The DataNet Federation Consortium (DFC) provides a new approach for implementing data management infrastructure that transcends technology, social networks, space, and time through federation-based sustainability models. DFC will support and manage data collections and services that span individual, institutional, regional, national and international repositories and demonstrate collaborative research, education and outreach on shared collections. The diversity of applications and services needed by the participating disciplines, and the heterogeneity of data resources in these disciplines, bring challenges in providing a seamless integrated system – infrastructure, policy management, administrative organization and long-term sustainability models.
The DFC federation technology is based on the integrated Rule-Oriented Data System (iRODS, irods.org), a second-generation data grid. The iRODS system provides a stable virtual data platform, based on policy-oriented data management, for federating data collections across distributed heterogeneous resources. iRODS provides a rich interface that supports a range of client applications, from discipline-centric analysis and visualization tools to emerging social networking web applications. The iRODS system scales to 100s of millions of data objects in Petabyte storage systems and supports high-speed data transport.
The technology development has been driven by the following three over-arching science-oriented goals of the DFC.

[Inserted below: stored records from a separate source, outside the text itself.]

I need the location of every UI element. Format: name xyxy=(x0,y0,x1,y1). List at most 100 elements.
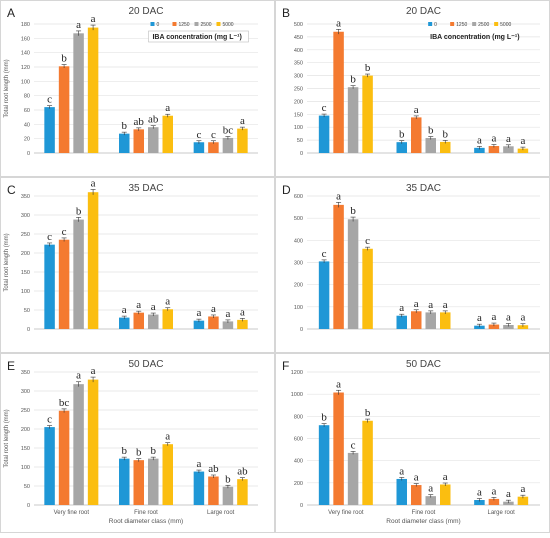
bar xyxy=(163,116,174,153)
bar xyxy=(397,479,408,505)
bar xyxy=(362,421,373,505)
legend-label: 5000 xyxy=(500,22,511,28)
bar xyxy=(148,459,159,505)
y-tick-label: 0 xyxy=(300,503,303,509)
legend-label: 1250 xyxy=(456,22,467,28)
significance-letter: ab xyxy=(134,116,145,128)
bar xyxy=(440,312,451,329)
panel-title: 20 DAC xyxy=(128,6,163,17)
y-axis-title: Total root length (mm) xyxy=(4,409,10,467)
significance-letter: a xyxy=(240,115,245,127)
y-tick-label: 50 xyxy=(24,484,30,490)
significance-letter: a xyxy=(477,134,482,146)
y-tick-label: 20 xyxy=(24,137,30,143)
significance-letter: a xyxy=(136,299,141,311)
y-tick-label: 180 xyxy=(21,22,30,28)
legend-swatch xyxy=(428,22,432,26)
panel-border xyxy=(1,354,275,533)
bar xyxy=(194,472,205,505)
bar xyxy=(397,316,408,329)
significance-letter: c xyxy=(62,226,67,238)
y-tick-label: 250 xyxy=(21,232,30,238)
significance-letter: a xyxy=(491,485,496,497)
significance-letter: a xyxy=(336,378,341,390)
panel-letter: E xyxy=(7,359,15,373)
y-tick-label: 1000 xyxy=(291,392,303,398)
y-tick-label: 150 xyxy=(294,112,303,118)
significance-letter: a xyxy=(428,483,433,495)
significance-letter: a xyxy=(428,299,433,311)
x-tick-label: Very fine root xyxy=(54,510,90,516)
bar xyxy=(119,318,130,329)
y-tick-label: 250 xyxy=(294,87,303,93)
significance-letter: a xyxy=(165,296,170,308)
significance-letter: b xyxy=(428,125,434,137)
panel-title: 50 DAC xyxy=(128,359,163,370)
significance-letter: a xyxy=(506,312,511,324)
y-tick-label: 800 xyxy=(294,414,303,420)
bar xyxy=(440,142,451,153)
significance-letter: a xyxy=(336,17,341,29)
y-tick-label: 40 xyxy=(24,122,30,128)
bar xyxy=(73,33,84,153)
legend-swatch xyxy=(450,22,454,26)
y-axis-title: Total root length (mm) xyxy=(4,233,10,291)
significance-letter: a xyxy=(196,458,201,470)
y-tick-label: 0 xyxy=(27,151,30,157)
significance-letter: b xyxy=(225,473,231,485)
bar xyxy=(148,127,159,153)
x-tick-label: Fine root xyxy=(412,510,436,516)
bar xyxy=(397,142,408,153)
legend-label: 2500 xyxy=(478,22,489,28)
significance-letter: c xyxy=(351,439,356,451)
bar xyxy=(73,220,84,329)
legend-swatch xyxy=(472,22,476,26)
bar xyxy=(208,142,219,153)
bar xyxy=(44,245,55,329)
y-tick-label: 100 xyxy=(294,305,303,311)
bar xyxy=(362,249,373,329)
panel-d: D 35 DAC0100200300400500600cabca a a aa a a a xyxy=(276,178,550,353)
y-tick-label: 600 xyxy=(294,194,303,200)
panel-b: B 20 DAC050100150200250300350400450500cab… xyxy=(276,1,550,177)
significance-letter: c xyxy=(196,129,201,141)
bar xyxy=(237,479,248,505)
bar xyxy=(148,315,159,329)
significance-letter: c xyxy=(365,235,370,247)
bar xyxy=(223,487,234,505)
bar xyxy=(426,138,437,153)
significance-letter: c xyxy=(47,231,52,243)
significance-letter: c xyxy=(322,248,327,260)
panel-letter: A xyxy=(7,6,15,20)
x-tick-label: Large root xyxy=(487,510,515,516)
bar xyxy=(348,453,359,505)
significance-letter: a xyxy=(122,304,127,316)
y-tick-label: 500 xyxy=(294,22,303,28)
y-tick-label: 50 xyxy=(297,138,303,144)
significance-letter: a xyxy=(91,13,96,25)
bar xyxy=(73,384,84,505)
bar xyxy=(134,460,145,505)
significance-letter: a xyxy=(399,302,404,314)
significance-letter: bc xyxy=(59,397,70,409)
bar xyxy=(348,219,359,329)
significance-letter: b xyxy=(365,407,371,419)
significance-letter: c xyxy=(322,102,327,114)
bar xyxy=(194,142,205,153)
significance-letter: a xyxy=(491,311,496,323)
significance-letter: a xyxy=(196,307,201,319)
bar xyxy=(411,311,422,329)
y-tick-label: 0 xyxy=(300,151,303,157)
bar xyxy=(163,309,174,329)
bar xyxy=(319,425,330,505)
y-tick-label: 200 xyxy=(294,283,303,289)
significance-letter: b xyxy=(61,53,67,65)
panel-letter: C xyxy=(7,183,16,197)
y-tick-label: 300 xyxy=(21,213,30,219)
significance-letter: a xyxy=(165,102,170,114)
significance-letter: a xyxy=(520,135,525,147)
y-tick-label: 150 xyxy=(21,446,30,452)
legend-swatch xyxy=(494,22,498,26)
significance-letter: a xyxy=(91,365,96,377)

1. Promote Information-based Science and Engineering (help share, discover & access)
2. Enable automation of analyses and workflows (capture provenance & aid reanalysis)
3. Provision long-term access to data and metadata (factor obsolescence & enable repurposing)
Goals from our science and engineering (S&E) partners:
1. Our engineering partner wants DFC to make it easier for engineers to share, discover and access information – move engineering applications from stand-alone systems and silos to the cloud and to make the data available for educational purposes. The challenge comes from the need to handle a wide diversity of types, formats and models used by the engineering community.
2. Our hydrology partners want DFC to make it easier for them to execute (and re-execute) complex workflows; help manage data by gathering and staging files to appropriate computing platforms for use in a workflow; capture provenance information about the entire workflow process; and finally help publish the results so as to enable other scientists to perform reanalysis and apply (tweak) workflows with changed components or different data sets.
3. Our marine partners want DFC to help in maintaining continuous and long-term access to data generated by marine sensor platforms. The challenge comes from dealing with sensor packet streams and HD-video which will form the bulk of the marine data.
4. Our biology partners want DFC to enable the mechanisms needed to scale data management systems to tens of thousands of users, hundreds of millions of files, and petabytes of data.
5. Our cognitive science partners want DFC to simplify the clients needed to access the collaboration environment. There is a strong need for clients that provide ways to easily share data.
6. Our social science partners want DFC to implement the preservation policies that assure effective management of archived data.
Even though the six main requirements come from six diverse S&E domains, the solutions will be useful and applicable to all of them and indeed for other S&E domains also.
The DFC platforms are built from nine integrated components. Note that an individual component may support multiple collaboration goals:
a) Data Life-cycle Management services (Needed for goals 1, 2, and 3)
b) Data Analysis Services for the marine, climate and hydrology disciplines (Needed for Goal 2)
c) Storage and Compute access in the distributed partnership (Needed for Goals 1, and 3)
d) Science Collaboratories (marine, hydrology, plant biology, cognitive science) integration (Needed for Goals 2 and 3)
e) Engineering Model management (needed for Goal 1)
The iRODS Data System that forms the backbone of the DFC Platform can scale to high levels of interconnectivity and size. A DFC Platform can be implemented on a single laptop by an individual researcher, peered with other servers to accommodate a growing community, and federated to integrate multiple communities. Each DFC Platform will implement a software stack customized to community needs using the iRODS micro-service architecture.
Software and applications integrated into the DFC platform will include both generic functions and domain specific functions. Initially generic capabilities will be integrated to support oceanography, hydrology, and engineering. Capabilities required by other domains will be integrated as part of the later three years of the project. The initial capabilities include support for scientific data formats, third-party authentication and authorization, common scientific languages and databases, and access to cloud computing. The second class of applications will be specific to the plant biology, cognitive science, and social science domains.